Credit Suisse analyst Alethia Young increased her price target of Tesaro to $198 from $151, citing oncology assets are scarce and many global players are on the hunt which could increase bidding pressure for Tesaro’s PARP and they will be acquired in a competitive process that leads to a price above current trading levels.

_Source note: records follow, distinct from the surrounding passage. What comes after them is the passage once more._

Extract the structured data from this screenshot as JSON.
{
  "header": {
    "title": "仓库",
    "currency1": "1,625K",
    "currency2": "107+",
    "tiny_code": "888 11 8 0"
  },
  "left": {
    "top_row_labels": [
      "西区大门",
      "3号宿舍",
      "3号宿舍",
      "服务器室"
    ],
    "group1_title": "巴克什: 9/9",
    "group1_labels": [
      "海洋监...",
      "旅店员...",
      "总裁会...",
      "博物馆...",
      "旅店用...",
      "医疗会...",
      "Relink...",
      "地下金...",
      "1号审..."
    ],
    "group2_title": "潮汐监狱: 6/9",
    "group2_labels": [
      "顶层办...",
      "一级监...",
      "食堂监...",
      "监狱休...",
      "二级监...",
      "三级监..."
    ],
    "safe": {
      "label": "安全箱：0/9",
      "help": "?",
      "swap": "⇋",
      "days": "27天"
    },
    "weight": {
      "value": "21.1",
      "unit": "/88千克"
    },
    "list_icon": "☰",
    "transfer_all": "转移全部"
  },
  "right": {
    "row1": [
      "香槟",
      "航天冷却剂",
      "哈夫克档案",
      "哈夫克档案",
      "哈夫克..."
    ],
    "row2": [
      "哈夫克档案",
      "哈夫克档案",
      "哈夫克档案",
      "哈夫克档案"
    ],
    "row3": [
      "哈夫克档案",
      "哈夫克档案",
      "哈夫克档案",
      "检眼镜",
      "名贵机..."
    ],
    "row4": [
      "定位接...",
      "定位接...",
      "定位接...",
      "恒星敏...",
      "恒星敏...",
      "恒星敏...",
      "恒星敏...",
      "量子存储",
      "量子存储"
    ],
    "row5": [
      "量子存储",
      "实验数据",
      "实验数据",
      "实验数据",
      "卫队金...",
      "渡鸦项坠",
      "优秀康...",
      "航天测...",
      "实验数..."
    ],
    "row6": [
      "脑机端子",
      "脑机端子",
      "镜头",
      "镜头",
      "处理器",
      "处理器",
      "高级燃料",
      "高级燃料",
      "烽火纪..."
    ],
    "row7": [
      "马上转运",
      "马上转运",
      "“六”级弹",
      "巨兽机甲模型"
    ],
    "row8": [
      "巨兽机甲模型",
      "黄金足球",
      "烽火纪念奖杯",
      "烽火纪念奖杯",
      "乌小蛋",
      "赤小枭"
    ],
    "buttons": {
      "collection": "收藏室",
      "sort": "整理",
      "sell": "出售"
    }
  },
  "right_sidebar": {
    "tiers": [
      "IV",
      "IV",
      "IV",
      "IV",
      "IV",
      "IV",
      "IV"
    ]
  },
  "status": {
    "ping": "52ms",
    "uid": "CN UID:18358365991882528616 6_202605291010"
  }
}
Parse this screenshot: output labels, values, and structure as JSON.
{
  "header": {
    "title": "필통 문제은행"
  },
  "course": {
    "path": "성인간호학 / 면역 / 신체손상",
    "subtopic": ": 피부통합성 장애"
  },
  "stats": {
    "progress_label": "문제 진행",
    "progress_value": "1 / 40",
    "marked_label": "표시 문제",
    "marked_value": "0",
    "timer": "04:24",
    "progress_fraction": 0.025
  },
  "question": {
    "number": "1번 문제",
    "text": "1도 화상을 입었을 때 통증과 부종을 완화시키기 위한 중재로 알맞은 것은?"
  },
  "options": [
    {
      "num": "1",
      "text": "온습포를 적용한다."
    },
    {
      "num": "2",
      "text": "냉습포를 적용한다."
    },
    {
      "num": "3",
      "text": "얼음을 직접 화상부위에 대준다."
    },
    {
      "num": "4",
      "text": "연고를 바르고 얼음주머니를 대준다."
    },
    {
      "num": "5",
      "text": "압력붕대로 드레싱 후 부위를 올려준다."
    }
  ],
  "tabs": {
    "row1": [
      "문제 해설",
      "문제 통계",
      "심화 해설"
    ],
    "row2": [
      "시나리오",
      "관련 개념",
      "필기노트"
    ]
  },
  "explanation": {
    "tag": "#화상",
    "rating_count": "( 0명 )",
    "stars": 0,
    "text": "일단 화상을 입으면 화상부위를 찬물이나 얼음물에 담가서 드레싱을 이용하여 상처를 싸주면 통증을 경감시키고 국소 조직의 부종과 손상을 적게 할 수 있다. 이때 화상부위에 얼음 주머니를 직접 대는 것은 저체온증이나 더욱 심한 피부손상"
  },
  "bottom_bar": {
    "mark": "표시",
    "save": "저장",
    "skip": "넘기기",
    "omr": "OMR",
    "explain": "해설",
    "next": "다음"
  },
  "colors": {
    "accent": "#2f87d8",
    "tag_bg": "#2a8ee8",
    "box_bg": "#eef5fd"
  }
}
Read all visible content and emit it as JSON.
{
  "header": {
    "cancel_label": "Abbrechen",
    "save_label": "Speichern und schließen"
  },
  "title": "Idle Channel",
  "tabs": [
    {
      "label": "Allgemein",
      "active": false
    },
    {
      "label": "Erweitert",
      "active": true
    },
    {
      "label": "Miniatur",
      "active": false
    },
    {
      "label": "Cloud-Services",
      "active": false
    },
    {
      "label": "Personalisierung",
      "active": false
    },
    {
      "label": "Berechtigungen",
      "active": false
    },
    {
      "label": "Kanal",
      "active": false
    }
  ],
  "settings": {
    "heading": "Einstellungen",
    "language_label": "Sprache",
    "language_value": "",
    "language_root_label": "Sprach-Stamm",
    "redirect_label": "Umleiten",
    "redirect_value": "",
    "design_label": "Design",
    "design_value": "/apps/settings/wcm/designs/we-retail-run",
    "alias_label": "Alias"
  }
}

Morgan Stanley analyst Matthew Harrison increased his price target of Portola to $31 from $29, citing management commentary related to the refiling of Andexanet as well as the potential for approval of betrixaban.
Citi analyst Robyn Karnauskas downgraded Kite Pharma to “neutral” from “buy” and increased her price target to $87 from $62, citing positive 6 month data from KITE’s pivotal trial yesterday increased confidence in approval for R/R DLBCL and expect a 2018 launch.
Citi analyst Robyn Karnauskas upgraded Acceleron Pharma to “buy” from “neutral” and decreased her price target to $36 from $40, citing several catalysts over next 2-3 years, robust partnership with CELG for a >$2B opportunity, near-term data that could increase conviction, and limited downside from pipeline.
Leerink analyst Geoffrey Porges increased his price target of Fibrogen to $55 from $52, citing the company’s progress has been impressive in the back end of 2016 and early part of 2017 and at this stage the long anticipated launch of their first branded medicine may be coming close to reality.
Following Pacira’s Pharmaceuticals’ earnings, Jefferies analyst David Steinberg increased his price target to $60 from $53; HC Wainwright analyst Corey Davis increased his price target to $59 from $48; Janney analyst Ken Trbovich downgraded the stock to “sell” from “neutral” and increased his price target to $38 from $34.
Leerink analyst Joseph Schwartz upgraded Sarepta to “outperform” from “market perform” and increased his price target to $47 from $27, citing the stock appears to have fully consolidated and reflects reasonable expectations for the Exondys launch, following management’s new revenue guidance ($13-15M in 1Q and over $80M in FY17) which looks highly conservative to us.